Colorado State Patrol Ordered To Pay Gay Trooper For Discrimination

A judge ordered that a former Colorado State Trooper captain will be paid over $768,000 in damages after he was denied reemployment over a polygraph question that forced him to reveal that he was gay.

Brett Williams, 45, sued the Colorado State Patrol after he was turned down for a job in 2010. Williams had quit his job with the CSP that same year to become a helicopter pilot but decided he wanted to return a few months later.

But during a polygraph test that was required for his reinstatement, Williams said a State Patrol sergeant asked him whether a man or a woman had given him a massage on a trip in Thailand.

“I answered honestly, just like I did to all the questions, that the person was male,” Williams told Fox31 Denver. “[The examiner] kind of had a smile on his face about it so I kind of knew at that time that something was not right. So by answering that honestly, I knew what the outcome of that was going to be and basically they’d forced me out of my closet.”

The man administering the polygraph then proceeded to question Williams about porn and even child molestation, according to a report by Westword.

In court documents, Williams said that there were no openly gay men in the CSP and said he had observed an "anti-gay bias in the Patrol" and was "terrified" of being found out. Williams said he even put a picture of a woman on his desk so that his colleagues would think he had a girlfriend.

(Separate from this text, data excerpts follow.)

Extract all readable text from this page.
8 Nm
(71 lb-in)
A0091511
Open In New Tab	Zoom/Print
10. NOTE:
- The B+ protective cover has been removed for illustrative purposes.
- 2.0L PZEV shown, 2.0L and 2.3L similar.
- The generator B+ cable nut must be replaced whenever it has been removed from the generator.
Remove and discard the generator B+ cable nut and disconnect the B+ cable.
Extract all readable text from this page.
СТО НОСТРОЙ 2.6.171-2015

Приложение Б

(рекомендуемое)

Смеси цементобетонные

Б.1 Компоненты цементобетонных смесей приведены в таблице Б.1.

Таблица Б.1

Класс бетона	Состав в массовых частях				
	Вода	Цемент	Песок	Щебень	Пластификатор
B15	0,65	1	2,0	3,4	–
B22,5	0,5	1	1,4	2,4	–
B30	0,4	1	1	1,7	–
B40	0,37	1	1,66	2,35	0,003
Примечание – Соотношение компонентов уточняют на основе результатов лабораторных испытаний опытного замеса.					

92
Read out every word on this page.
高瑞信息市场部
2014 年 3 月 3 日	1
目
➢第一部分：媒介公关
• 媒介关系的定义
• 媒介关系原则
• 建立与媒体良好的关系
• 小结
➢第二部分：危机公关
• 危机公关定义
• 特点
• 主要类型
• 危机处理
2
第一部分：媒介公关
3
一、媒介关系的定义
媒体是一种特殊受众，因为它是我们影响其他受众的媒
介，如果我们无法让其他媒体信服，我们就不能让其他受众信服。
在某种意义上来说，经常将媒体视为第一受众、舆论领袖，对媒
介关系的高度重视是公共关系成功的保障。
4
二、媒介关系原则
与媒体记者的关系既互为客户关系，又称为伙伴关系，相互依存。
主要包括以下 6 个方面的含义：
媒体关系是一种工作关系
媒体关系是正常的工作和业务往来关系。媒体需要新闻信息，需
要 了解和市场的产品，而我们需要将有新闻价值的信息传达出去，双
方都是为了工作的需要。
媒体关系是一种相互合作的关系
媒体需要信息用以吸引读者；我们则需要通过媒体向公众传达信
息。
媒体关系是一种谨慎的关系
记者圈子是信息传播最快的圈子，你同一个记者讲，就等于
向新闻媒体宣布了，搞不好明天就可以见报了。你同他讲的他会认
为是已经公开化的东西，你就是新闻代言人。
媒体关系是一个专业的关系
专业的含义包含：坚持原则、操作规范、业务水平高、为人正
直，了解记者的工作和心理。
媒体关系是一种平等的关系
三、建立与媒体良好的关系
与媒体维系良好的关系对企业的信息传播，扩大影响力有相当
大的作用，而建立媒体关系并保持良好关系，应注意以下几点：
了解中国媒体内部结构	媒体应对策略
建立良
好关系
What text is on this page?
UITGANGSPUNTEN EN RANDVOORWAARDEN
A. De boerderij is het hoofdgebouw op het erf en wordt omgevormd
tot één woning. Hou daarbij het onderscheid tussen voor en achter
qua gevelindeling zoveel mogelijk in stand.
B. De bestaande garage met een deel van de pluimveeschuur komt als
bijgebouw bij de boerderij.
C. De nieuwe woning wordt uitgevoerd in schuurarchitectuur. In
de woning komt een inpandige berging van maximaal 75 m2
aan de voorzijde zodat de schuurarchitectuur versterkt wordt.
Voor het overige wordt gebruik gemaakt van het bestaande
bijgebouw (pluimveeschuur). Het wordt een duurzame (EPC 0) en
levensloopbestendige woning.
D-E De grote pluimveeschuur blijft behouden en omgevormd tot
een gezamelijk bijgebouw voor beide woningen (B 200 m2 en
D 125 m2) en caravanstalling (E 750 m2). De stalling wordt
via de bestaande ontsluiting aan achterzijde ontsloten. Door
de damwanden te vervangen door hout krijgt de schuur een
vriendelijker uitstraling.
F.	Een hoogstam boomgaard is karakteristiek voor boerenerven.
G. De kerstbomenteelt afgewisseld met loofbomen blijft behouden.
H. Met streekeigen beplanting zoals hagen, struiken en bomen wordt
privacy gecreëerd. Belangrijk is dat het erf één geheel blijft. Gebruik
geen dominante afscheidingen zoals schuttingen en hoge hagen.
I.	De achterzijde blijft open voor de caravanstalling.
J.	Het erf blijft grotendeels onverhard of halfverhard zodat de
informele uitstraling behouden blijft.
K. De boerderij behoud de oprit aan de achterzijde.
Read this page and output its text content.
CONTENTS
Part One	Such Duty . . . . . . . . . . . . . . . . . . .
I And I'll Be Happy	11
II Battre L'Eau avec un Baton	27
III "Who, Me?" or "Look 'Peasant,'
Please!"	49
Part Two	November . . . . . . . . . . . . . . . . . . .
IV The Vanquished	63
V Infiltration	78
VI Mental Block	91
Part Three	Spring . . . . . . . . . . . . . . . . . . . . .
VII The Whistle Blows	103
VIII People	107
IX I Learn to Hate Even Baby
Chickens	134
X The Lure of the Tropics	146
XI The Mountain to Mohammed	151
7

Still rumors surfaced that Williams was gay and in 2010, he decided to leave to pursue a lifelong dream of being a helicopter pilot. In his last evaluation at CSP, Williams was commended for his "remarkable career" and strong leadership. Three months later when he asked to return because he missed his job at the patrol however, former CSP Chief James Wolfinbarger suddenly wanted Williams to undergo the full background check and polygraph exam, something that State Personnel Judge Mary McClatchey found to be a departure from the previous chief's policy.

Last February after an investigation into the culture at the CSP that was prompted by the Williams lawsuit, Wolfinbarger was reportedly asked by Governor John Hickenlooper's office to retire, and stepped down.

In her conclusion, McClatchey found that the CSP used solely the polygraph test to deny Williams' reinstatement, which broke with law enforcement hiring standards. In addition to awarding Williams front pay, McClatchey ordered the Patrol to "immediately designate a command-level point-of-contact for gay Patrol members."

The CSP however, still says its decision not to rehire Williams had nothing to do with his sexual orientation and it's expected that they will appeal the decision.